Torah Studies: Two institutions established in the late 1970s impacted significantly on the character of the university in the past two decades -- The Institute of Advanced Torah Studies and its counterpart, the Midrasha for Women. What began as a small and exclusive university framework for an elite group of yeshiva students has become an enormously popular program attracting close to one-tenth of all Bar-Ilan students. Institute and Midrasha students have been central in creating a traditional and tolerant atmosphere that pervades all aspects of campus life.

Basic Jewish Heritage Studies, required of all students, were expanded in the early 1990s, as well. Bar-Ilan University Chancellor Rabbi Rackman argues that these studies have played an important role in bridging the gap between religious and secular in Israel. "We have never attempted to create baali teshuva. Rather, Bar-Ilan has sought to develop educated alumni who will not be foreign to their heritage. At the very least, Bar-Ilan alumni are able to appreciate the wisdom of Jewish civilization".

"I believe our physicists are better physicists because they bring to their studies a spiritual perspective and the teachings of our people throughout the ages", says Bar-Ilan University President Prof. Moshe Kaveh (president since 1996 until today). "This is true in many other fields such as law and psychology”.

"And the next generation”, says former President Prof. Shlomo Eckstein (1992-1995), “will see increasing integration of Jewish tradition with research in scientific fields at Bar-Ilan. We will develop interdisciplinary research projects in medicine, communications and business”.
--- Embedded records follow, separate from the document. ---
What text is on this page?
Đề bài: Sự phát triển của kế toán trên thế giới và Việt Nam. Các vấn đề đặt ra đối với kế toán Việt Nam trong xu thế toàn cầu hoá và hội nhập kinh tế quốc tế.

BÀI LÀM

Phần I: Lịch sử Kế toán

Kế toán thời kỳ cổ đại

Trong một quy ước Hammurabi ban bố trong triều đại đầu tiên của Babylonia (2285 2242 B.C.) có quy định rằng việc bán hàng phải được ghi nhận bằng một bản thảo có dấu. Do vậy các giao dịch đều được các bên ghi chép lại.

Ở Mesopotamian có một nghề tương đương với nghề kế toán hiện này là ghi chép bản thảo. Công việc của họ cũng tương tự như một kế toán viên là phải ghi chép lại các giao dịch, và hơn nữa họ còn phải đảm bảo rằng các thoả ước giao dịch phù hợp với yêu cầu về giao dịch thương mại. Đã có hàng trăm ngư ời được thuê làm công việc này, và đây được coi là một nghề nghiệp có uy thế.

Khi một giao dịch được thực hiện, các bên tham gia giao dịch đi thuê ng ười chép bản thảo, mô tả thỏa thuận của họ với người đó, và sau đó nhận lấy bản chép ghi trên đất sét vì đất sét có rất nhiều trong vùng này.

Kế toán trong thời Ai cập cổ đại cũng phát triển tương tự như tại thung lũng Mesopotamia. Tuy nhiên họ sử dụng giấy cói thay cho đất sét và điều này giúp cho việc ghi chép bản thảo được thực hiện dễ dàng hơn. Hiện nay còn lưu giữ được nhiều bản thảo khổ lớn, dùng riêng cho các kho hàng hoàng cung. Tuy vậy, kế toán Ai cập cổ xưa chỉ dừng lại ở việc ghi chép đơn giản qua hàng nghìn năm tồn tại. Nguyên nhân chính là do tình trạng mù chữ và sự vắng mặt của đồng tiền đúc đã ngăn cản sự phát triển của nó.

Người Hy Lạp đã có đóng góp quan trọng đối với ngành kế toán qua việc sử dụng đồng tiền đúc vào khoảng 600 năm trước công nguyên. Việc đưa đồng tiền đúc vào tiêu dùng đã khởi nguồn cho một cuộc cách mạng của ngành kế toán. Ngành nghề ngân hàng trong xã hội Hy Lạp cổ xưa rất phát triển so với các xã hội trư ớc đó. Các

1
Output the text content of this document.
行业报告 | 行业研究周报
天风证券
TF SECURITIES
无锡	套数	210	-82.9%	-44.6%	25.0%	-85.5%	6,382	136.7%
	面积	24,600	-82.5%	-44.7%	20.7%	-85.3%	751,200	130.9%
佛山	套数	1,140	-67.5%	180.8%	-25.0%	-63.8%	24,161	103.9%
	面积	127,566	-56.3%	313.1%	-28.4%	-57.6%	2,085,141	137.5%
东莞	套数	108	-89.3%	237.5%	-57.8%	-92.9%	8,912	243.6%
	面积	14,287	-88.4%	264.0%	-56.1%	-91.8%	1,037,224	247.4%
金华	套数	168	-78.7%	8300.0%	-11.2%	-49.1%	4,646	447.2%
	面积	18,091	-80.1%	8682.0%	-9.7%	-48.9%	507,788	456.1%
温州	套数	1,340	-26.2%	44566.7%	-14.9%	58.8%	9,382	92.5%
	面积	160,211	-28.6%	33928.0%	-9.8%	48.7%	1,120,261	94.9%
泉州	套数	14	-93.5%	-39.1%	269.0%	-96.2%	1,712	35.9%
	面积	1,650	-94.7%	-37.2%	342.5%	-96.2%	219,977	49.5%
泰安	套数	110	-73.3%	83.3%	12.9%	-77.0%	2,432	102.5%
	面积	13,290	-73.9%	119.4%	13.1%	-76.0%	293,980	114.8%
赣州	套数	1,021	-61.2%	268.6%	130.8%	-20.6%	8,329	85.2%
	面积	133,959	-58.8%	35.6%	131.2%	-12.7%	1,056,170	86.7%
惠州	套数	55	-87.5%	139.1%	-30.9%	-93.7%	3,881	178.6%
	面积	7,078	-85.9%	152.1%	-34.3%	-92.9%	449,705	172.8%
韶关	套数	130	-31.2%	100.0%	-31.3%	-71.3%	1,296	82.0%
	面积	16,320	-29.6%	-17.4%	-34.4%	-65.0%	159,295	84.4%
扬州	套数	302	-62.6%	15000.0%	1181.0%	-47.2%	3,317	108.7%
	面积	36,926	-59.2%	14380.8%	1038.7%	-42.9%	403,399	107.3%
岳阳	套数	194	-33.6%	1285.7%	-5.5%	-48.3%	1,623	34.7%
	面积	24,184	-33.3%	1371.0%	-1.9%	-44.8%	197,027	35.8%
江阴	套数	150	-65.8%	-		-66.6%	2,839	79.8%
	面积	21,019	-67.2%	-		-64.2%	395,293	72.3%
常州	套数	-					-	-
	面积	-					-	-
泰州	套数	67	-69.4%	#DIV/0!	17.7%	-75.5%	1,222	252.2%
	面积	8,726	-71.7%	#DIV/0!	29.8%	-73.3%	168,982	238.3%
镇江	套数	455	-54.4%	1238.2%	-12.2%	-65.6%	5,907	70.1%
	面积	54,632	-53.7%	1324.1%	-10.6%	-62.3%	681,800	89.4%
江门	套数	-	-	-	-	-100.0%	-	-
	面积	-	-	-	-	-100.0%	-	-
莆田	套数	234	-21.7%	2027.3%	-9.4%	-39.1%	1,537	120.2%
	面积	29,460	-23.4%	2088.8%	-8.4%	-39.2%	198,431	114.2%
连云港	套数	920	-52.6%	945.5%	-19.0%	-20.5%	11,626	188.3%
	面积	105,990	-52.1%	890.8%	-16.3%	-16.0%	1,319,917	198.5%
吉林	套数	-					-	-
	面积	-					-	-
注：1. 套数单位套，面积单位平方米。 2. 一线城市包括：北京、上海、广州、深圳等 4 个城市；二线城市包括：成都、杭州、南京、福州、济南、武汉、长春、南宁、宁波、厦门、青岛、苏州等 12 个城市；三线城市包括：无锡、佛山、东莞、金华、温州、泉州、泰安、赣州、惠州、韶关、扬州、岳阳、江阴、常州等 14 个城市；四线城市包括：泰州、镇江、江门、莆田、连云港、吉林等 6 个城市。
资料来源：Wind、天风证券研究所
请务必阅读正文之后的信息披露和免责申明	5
It is no wonder, then, that others today seek to learn and copy the Bar-Ilan model. Recognition of Bar-Ilan’s success in marrying tradition with open intellectual horizons has been expressed in the most surprising corners. Former Crown Prince Hassan of Jordan once remarked that he wished to study the Bar-Ilan model "in order to explore how religion and science are successfully combined without being fundamentalist”.